Семка жевал горбушку хлеба, опасливо посматривал на опухшее от побоев лицо Молчана, слушал его твердую, суровую речь, отвечал неопределенно:
– Оно так, конешно... Ежели с толком...
Молчан вдруг насупился, приказал:
– Поезжай сзади! Муторно мне и толковать с тобой! Лизоблюды вы боярские, истинно холуи...
...В это же самое время Федор Матвеевич Апраксин показывал Федору Алексеевичу Головину челобитную, подписанную кровью двинян, и, словно бы думая вслух, говорил:
– Сими днями будет государь здесь, подам ему сию челобитную, да что толку? Бывает, что и читать не станет, спросит только, про кого? Ну, про князиньку, про Алексея Петровича, будь он неладен.
Федор Алексеевич хмурился, тряс головой, вздыхал:
– Тут бесстрашно надобно, Федюша. Тут на кривой не объедешь. Истинно капля по капле и камень долбит. Со всех сторон - ты, я, Меншиков, каждый понемногу...
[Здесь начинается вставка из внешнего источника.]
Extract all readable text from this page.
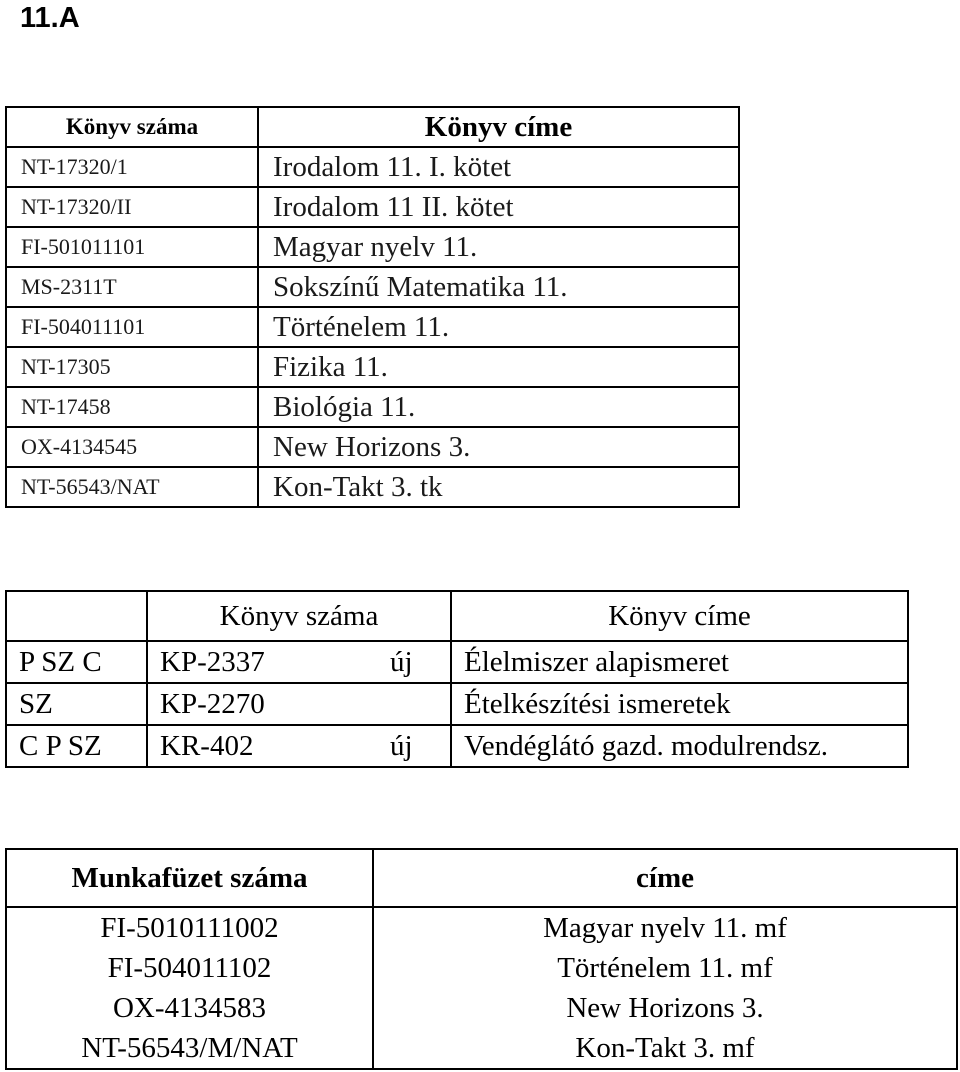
11.A
Könyv száma	Könyv címe
NT-17320/1	Irodalom 11. I. kötet
NT-17320/II	Irodalom 11 II. kötet
FI-501011101	Magyar nyelv 11.
MS-2311T	Sokszínű Matematika 11.
FI-504011101	Történelem 11.
NT-17305	Fizika 11.
NT-17458	Biológia 11.
OX-4134545	New Horizons 3.
NT-56543/NAT	Kon-Takt 3. tk
	Könyv száma		Könyv címe
P SZ C	KP-2337	új	Élelmiszer alapismeret
SZ	KP-2270		Ételkészítési ismeretek
C P SZ	KR-402	új	Vendéglátó gazd. modulrendsz.
Munkafüzet száma	címe
FI-5010111002	Magyar nyelv 11. mf
FI-504011102	Történelem 11. mf
OX-4134583	New Horizons 3.
NT-56543/M/NAT	Kon-Takt 3. mf
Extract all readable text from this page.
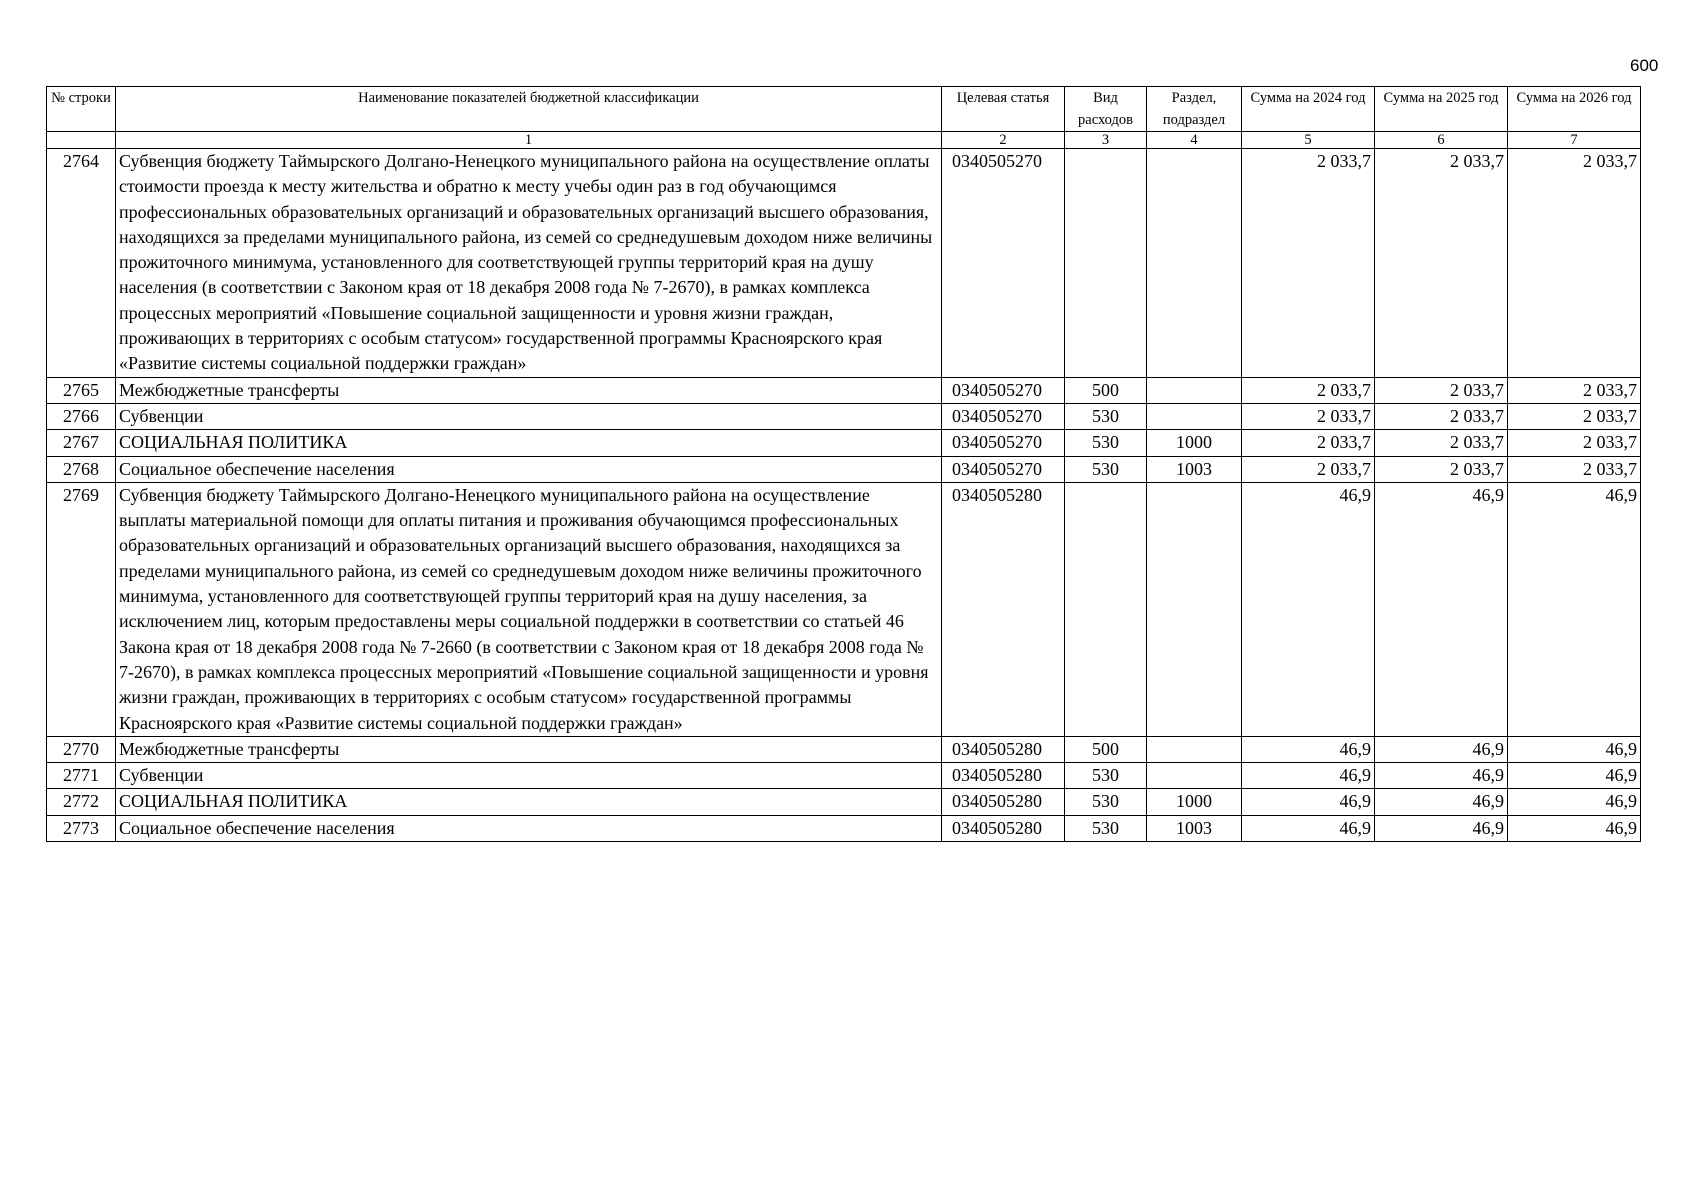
600
№ строки	Наименование показателей бюджетной классификации	Целевая статья	Вид расходов	Раздел, подраздел	Сумма на 2024 год	Сумма на 2025 год	Сумма на 2026 год
	1	2	3	4	5	6	7
2764	Субвенция бюджету Таймырского Долгано-Ненецкого муниципального района на осуществление оплаты стоимости проезда к месту жительства и обратно к месту учебы один раз в год обучающимся профессиональных образовательных организаций и образовательных организаций высшего образования, находящихся за пределами муниципального района, из семей со среднедушевым доходом ниже величины прожиточного минимума, установленного для соответствующей группы территорий края на душу населения (в соответствии с Законом края от 18 декабря 2008 года № 7-2670), в рамках комплекса процессных мероприятий «Повышение социальной защищенности и уровня жизни граждан, проживающих в территориях с особым статусом» государственной программы Красноярского края «Развитие системы социальной поддержки граждан»	0340505270			2 033,7	2 033,7	2 033,7
2765	Межбюджетные трансферты	0340505270	500		2 033,7	2 033,7	2 033,7
2766	Субвенции	0340505270	530		2 033,7	2 033,7	2 033,7
2767	СОЦИАЛЬНАЯ ПОЛИТИКА	0340505270	530	1000	2 033,7	2 033,7	2 033,7
2768	Социальное обеспечение населения	0340505270	530	1003	2 033,7	2 033,7	2 033,7
2769	Субвенция бюджету Таймырского Долгано-Ненецкого муниципального района на осуществление выплаты материальной помощи для оплаты питания и проживания обучающимся профессиональных образовательных организаций и образовательных организаций высшего образования, находящихся за пределами муниципального района, из семей со среднедушевым доходом ниже величины прожиточного минимума, установленного для соответствующей группы территорий края на душу населения, за исключением лиц, которым предоставлены меры социальной поддержки в соответствии со статьей 46 Закона края от 18 декабря 2008 года № 7-2660 (в соответствии с Законом края от 18 декабря 2008 года № 7-2670), в рамках комплекса процессных мероприятий «Повышение социальной защищенности и уровня жизни граждан, проживающих в территориях с особым статусом» государственной программы Красноярского края «Развитие системы социальной поддержки граждан»	0340505280			46,9	46,9	46,9
2770	Межбюджетные трансферты	0340505280	500		46,9	46,9	46,9
2771	Субвенции	0340505280	530		46,9	46,9	46,9
2772	СОЦИАЛЬНАЯ ПОЛИТИКА	0340505280	530	1000	46,9	46,9	46,9
2773	Социальное обеспечение населения	0340505280	530	1003	46,9	46,9	46,9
– Мы понемногу, а Ромодановский помногу.
Головин усмехнулся:
– Все мы у сего дьявола в лапищах. Чего возжелает - того и нашепчет. Стрельцами все пугает...
Погодя Апраксин говорил:
– Сведал я в точности: трое иноземцев на него, на Сильвестра, донос написали. Сим доносом и начал пакостить князинька Алексей Петрович. Пустил нить, завелась паутина! Господи
Головин усмехнулся:
– Терпением, Федюша, не чем иным, как только терпением. Терпением да упорством...
Среди долины ровныя,
На гладкой высоте
Цветет, растет высокий дуб
В могучей красоте...
Мерзляков
ГЛАВА ЧЕТВЕРТАЯ
1. ТРУДНО ОДНОМУ!
Потом они сидели в чуме возле огня и молча ели жареную оленину. Совсем состарившийся Пайга, сморщенный, с редкой седой бороденкой, смотрел на Рябова добрыми простодушными глазами, выбирал для него лучшие куски мяса, протягивал на острие ножа. Так же поступал старший сын Пайги - Сермик, тоже седой, коренастый, плечистый. Рябов жевал медленно, в зеленых его глазах отражался огонек камелька, он думал свои невеселые думы.
– Ладно твоя инька-женка!
– сказал Пайга, утешая кормщика.
– Все совсем ладно в городе. Инька ладно, сынка ладно...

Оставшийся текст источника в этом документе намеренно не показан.